IRAN: PAST AND PRESENT

Our guest – Boris Vladimirovich Polyanskiy, Doctor of Geological Sciences, who has worked for many years in various countries around the world, including Iran.

    Полагаем, точка зрения известного советского и отечественного геолога на историю и современность Исламской Республики Иран будет интересна читателям «Евразийского юридического журнала».


Полянский Борис Владимирович    – Уважаемый Борис Владимирович, с Вашего позволения начнем наш разговор с современного Ирана. Не могли бы Вы поделиться своими суждениями о положении Ирана в современном мире и его ядерной энергетике?
 

-     В прошлом году к власти в Иране пришел новый пре­зидент Хасан Роухани. В отличие от своего предшественника Махмуда Ахмадинежада, он взял курс на либерализацию стра­ны. Ахмадинежад был лидером более популистского толка, Роухани - интеллектуал: получил и религиозное образование в Иране, и светское юридическое в престижном Каледонском университете в Глазго, имеет учёную степень доктора фило­софии в области государственного права. Он владеет русским, арабским, французским, немецким и английским языками.

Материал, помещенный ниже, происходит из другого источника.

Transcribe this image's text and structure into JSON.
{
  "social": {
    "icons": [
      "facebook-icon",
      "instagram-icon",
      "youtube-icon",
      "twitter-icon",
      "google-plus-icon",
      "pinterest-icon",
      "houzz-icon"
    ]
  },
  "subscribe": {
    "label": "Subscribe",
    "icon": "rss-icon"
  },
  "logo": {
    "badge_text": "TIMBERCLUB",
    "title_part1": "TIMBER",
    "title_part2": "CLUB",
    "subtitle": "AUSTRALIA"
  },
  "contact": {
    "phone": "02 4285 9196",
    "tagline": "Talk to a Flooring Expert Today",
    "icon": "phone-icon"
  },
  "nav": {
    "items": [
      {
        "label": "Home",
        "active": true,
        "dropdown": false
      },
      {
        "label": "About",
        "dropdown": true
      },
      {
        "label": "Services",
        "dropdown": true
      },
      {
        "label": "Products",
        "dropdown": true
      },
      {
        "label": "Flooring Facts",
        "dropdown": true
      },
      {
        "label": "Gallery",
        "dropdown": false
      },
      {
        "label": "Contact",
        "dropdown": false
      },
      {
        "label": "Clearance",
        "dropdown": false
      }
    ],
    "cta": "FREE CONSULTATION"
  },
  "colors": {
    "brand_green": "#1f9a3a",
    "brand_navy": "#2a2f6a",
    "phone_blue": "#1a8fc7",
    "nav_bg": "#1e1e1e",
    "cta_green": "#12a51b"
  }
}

Хасана Роухани называют в народе шейхом-реформато- ром и надеются на смягчение позиции Ирана в отношении санкций, выдвигаемых США. Эти временные санкции запре­щают обогащение урана до 20%, что не позволяет создать атомное оружие.

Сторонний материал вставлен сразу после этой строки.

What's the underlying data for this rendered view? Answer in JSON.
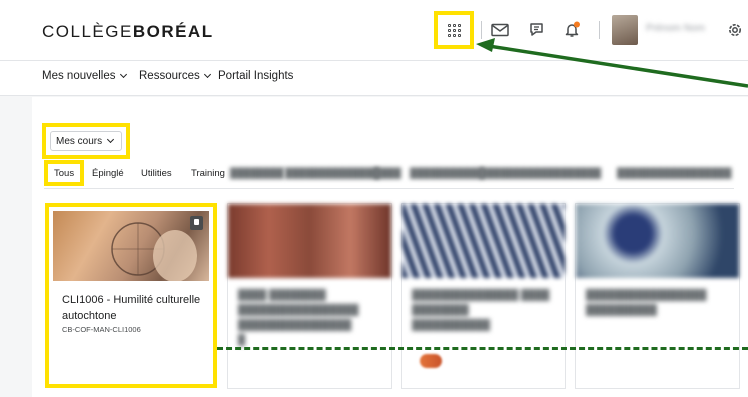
{
  "header": {
    "logo_light": "COLLÈGE",
    "logo_bold": "BORÉAL",
    "icons": [
      "apps-waffle-icon",
      "mail-icon",
      "chat-icon",
      "bell-icon",
      "settings-icon"
    ],
    "notification_color": "#f47b20"
  },
  "nav": {
    "items": [
      {
        "label": "Mes nouvelles",
        "has_dropdown": true
      },
      {
        "label": "Ressources",
        "has_dropdown": true
      },
      {
        "label": "Portail Insights",
        "has_dropdown": false
      }
    ]
  },
  "courses": {
    "dropdown_label": "Mes cours",
    "tabs": [
      "Tous",
      "Épinglé",
      "Utilities",
      "Training"
    ],
    "cards": [
      {
        "title": "CLI1006 - Humilité culturelle autochtone",
        "code": "CB-COF-MAN-CLI1006",
        "pinned": true
      }
    ]
  },
  "annotation": {
    "highlight_color": "#ffe100",
    "arrow_color": "#1f6b1f"
  }
}
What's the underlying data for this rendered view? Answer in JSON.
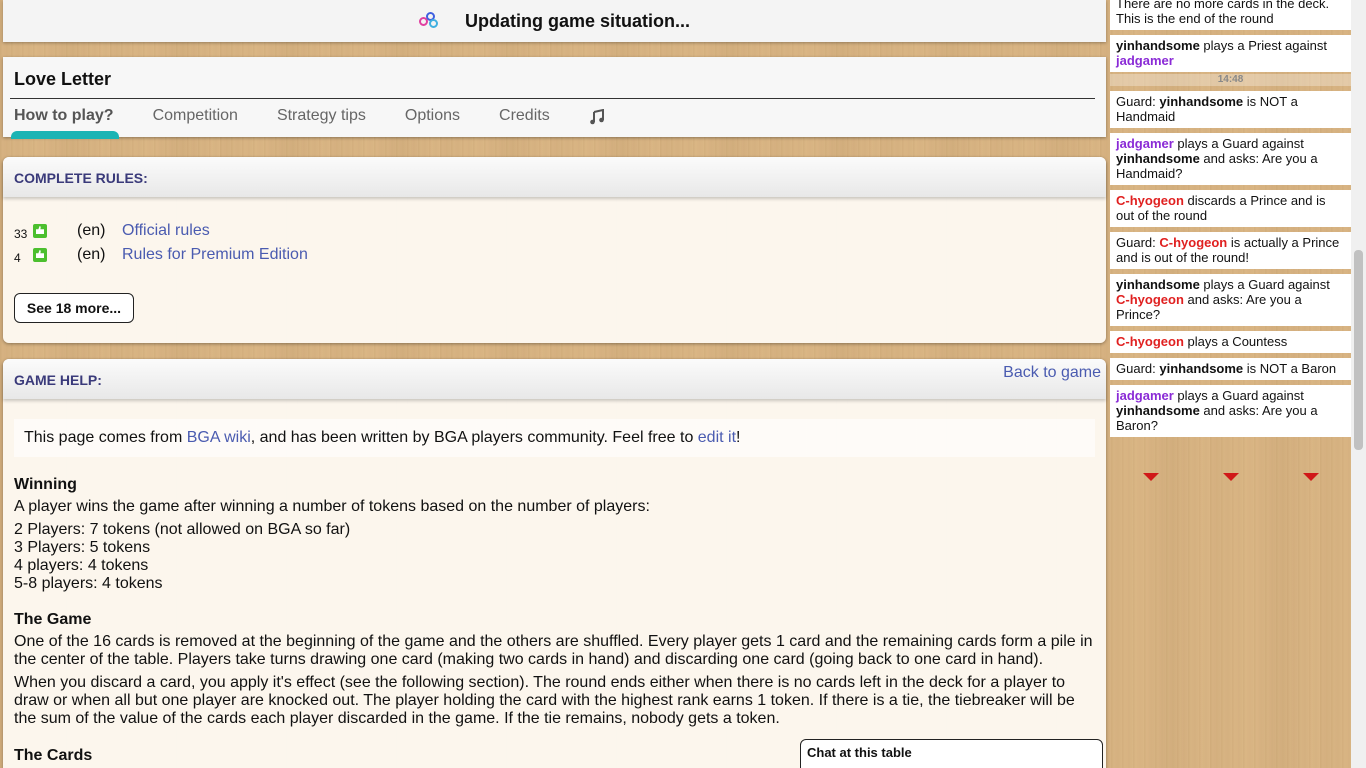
{
  "status": {
    "text": "Updating game situation..."
  },
  "header": {
    "title": "Love Letter",
    "tabs": [
      "How to play?",
      "Competition",
      "Strategy tips",
      "Options",
      "Credits"
    ]
  },
  "rules": {
    "title": "COMPLETE RULES:",
    "items": [
      {
        "count": "33",
        "lang": "(en)",
        "label": "Official rules"
      },
      {
        "count": "4",
        "lang": "(en)",
        "label": "Rules for Premium Edition"
      }
    ],
    "more_label": "See 18 more..."
  },
  "help": {
    "title": "GAME HELP:",
    "back_label": "Back to game",
    "notice_pre": "This page comes from ",
    "notice_link1": "BGA wiki",
    "notice_mid": ", and has been written by BGA players community. Feel free to ",
    "notice_link2": "edit it",
    "notice_post": "!",
    "winning_title": "Winning",
    "winning_intro": "A player wins the game after winning a number of tokens based on the number of players:",
    "winning_list": [
      "2 Players: 7 tokens (not allowed on BGA so far)",
      "3 Players: 5 tokens",
      "4 players: 4 tokens",
      "5-8 players: 4 tokens"
    ],
    "game_title": "The Game",
    "game_p1": "One of the 16 cards is removed at the beginning of the game and the others are shuffled. Every player gets 1 card and the remaining cards form a pile in the center of the table. Players take turns drawing one card (making two cards in hand) and discarding one card (going back to one card in hand).",
    "game_p2": "When you discard a card, you apply it's effect (see the following section). The round ends either when there is no cards left in the deck for a player to draw or when all but one player are knocked out. The player holding the card with the highest rank earns 1 token. If there is a tie, the tiebreaker will be the sum of the value of the cards each player discarded in the game. If the tie remains, nobody gets a token.",
    "cards_title": "The Cards"
  },
  "chat": {
    "title": "Chat at this table"
  },
  "log": {
    "time": "14:48",
    "entries": [
      {
        "parts": [
          [
            "",
            "There are no more cards in the deck. This is the end of the round"
          ]
        ]
      },
      {
        "parts": [
          [
            "yin",
            "yinhandsome"
          ],
          [
            "",
            " plays a Priest against "
          ],
          [
            "jad",
            "jadgamer"
          ]
        ]
      },
      {
        "parts": [
          [
            "",
            "Guard: "
          ],
          [
            "yin",
            "yinhandsome"
          ],
          [
            "",
            " is NOT a Handmaid"
          ]
        ]
      },
      {
        "parts": [
          [
            "jad",
            "jadgamer"
          ],
          [
            "",
            " plays a Guard against "
          ],
          [
            "yin",
            "yinhandsome"
          ],
          [
            "",
            " and asks: Are you a Handmaid?"
          ]
        ]
      },
      {
        "parts": [
          [
            "c",
            "C-hyogeon"
          ],
          [
            "",
            " discards a Prince and is out of the round"
          ]
        ]
      },
      {
        "parts": [
          [
            "",
            "Guard: "
          ],
          [
            "c",
            "C-hyogeon"
          ],
          [
            "",
            " is actually a Prince and is out of the round!"
          ]
        ]
      },
      {
        "parts": [
          [
            "yin",
            "yinhandsome"
          ],
          [
            "",
            " plays a Guard against "
          ],
          [
            "c",
            "C-hyogeon"
          ],
          [
            "",
            " and asks: Are you a Prince?"
          ]
        ]
      },
      {
        "parts": [
          [
            "c",
            "C-hyogeon"
          ],
          [
            "",
            " plays a Countess"
          ]
        ]
      },
      {
        "parts": [
          [
            "",
            "Guard: "
          ],
          [
            "yin",
            "yinhandsome"
          ],
          [
            "",
            " is NOT a Baron"
          ]
        ]
      },
      {
        "parts": [
          [
            "jad",
            "jadgamer"
          ],
          [
            "",
            " plays a Guard against "
          ],
          [
            "yin",
            "yinhandsome"
          ],
          [
            "",
            " and asks: Are you a Baron?"
          ]
        ]
      }
    ]
  },
  "colors": {
    "accent_tab": "#1bb4b4",
    "link": "#4a5bb0",
    "player_jad": "#8a2ad6",
    "player_c": "#e02020"
  }
}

В свое время Владимир Путин предложил складировать в России иранские продукты обогащения в специальных подзем­ных хранилищах, чтобы в последующем передавать их для про­изводства стержней, в медицинских целях. Тогда Иран не согла­сился на это предложение. Сейчас ситуация стала критической, требуется конкретный ответ Тегерана по ядерной проблеме. Но политические прогнозы на этот счет неоднозначны. Премьер- министр Израиля Биньямин Нетаньяху не скрывает недоверия в вопросе соблюдения Ираном ядерных санкций. Есть мнение, что Хасан Роухани лишь изображает либерала, соглашаясь пойти на эти санкции, которые, по сути, подрывают экономику страны. Окончательного ответа по вопросу двадцатипроцент­ного обогащения урана президент Ирана не дает.

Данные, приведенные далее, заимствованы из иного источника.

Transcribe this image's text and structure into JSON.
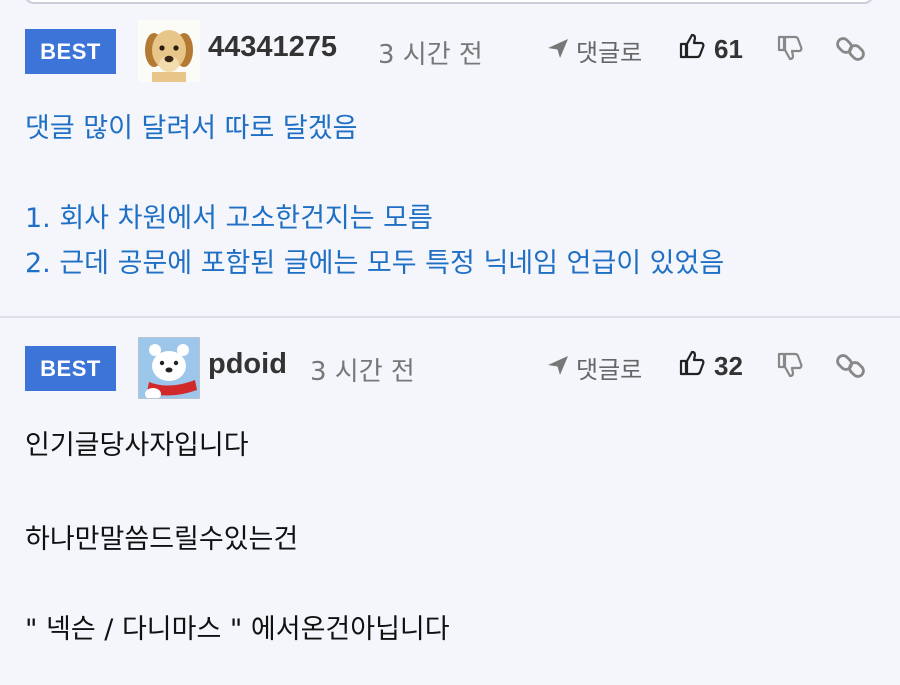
{
  "comments": [
    {
      "badge": "BEST",
      "username": "44341275",
      "time": "3 시간 전",
      "reply_label": "댓글로",
      "likes": "61",
      "lines": [
        "댓글 많이 달려서 따로 달겠음",
        "",
        "1. 회사 차원에서 고소한건지는 모름",
        "2. 근데 공문에 포함된 글에는 모두 특정 닉네임 언급이 있었음"
      ]
    },
    {
      "badge": "BEST",
      "username": "pdoid",
      "time": "3 시간 전",
      "reply_label": "댓글로",
      "likes": "32",
      "lines": [
        "인기글당사자입니다",
        "",
        "하나만말씀드릴수있는건",
        "",
        "\" 넥슨 / 다니마스 \" 에서온건아닙니다"
      ]
    }
  ],
  "colors": {
    "badge": "#3c74d8",
    "highlight_text": "#1f6fc4",
    "background": "#f4f6fb"
  },
  "icons": {
    "reply": "send-arrow-icon",
    "like": "thumbs-up-icon",
    "dislike": "thumbs-down-icon",
    "link": "link-icon"
  }
}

Кроме того, стоит отдельно отметить, что Иран - тео­кратическое государство. Это заложено уже в самом назва­нии «Исламская республика Иран». Высшим руководителем государства является лидер Исламской революции аятолла Хомейни, который стал культовой фигурой для народа. И любой президент, в том числе Хасан Роухани, всегда будет действовать с оглядкой на законы шариата. Роухани прихо­дится лавировать между политикой и исламом.

Странам-миротворцам остается надеяться, что президент согласится на двадцатипроцентный предел обогащения энер­гии, которого достаточно для работы АЭС, при невозможно­сти создания ядерного оружия.

   -     Какова, по-вашему, роль Ирана на Ближнем Востоке?

-     Возможности этого государства заметно отличаются от возможностей соседних стран, таких, например, как Ирак и Аф­ганистан. Во-первых, Иран имеет огромные запасы нефти, раз­работанного минерального сырья: меди, угля, урана, железной руды. Во-вторых, имеет развитую промышленность: металлур­гию, машиностроение, нефтепереработку. Особое место занима­ет текстильная промышленность, персидские ковры считаются лучшими во всем мире. То, что создается кропотливым ручным трудом в течение нескольких месяцев, стоит очень дорого. Инте­ресный факт: самый большой в мире персидский ковер площа­дью 5627 квадратных метров и весом 45 тонн устилает крупней­шую мечеть ОАЭ - Белую мечеть шейха Заида.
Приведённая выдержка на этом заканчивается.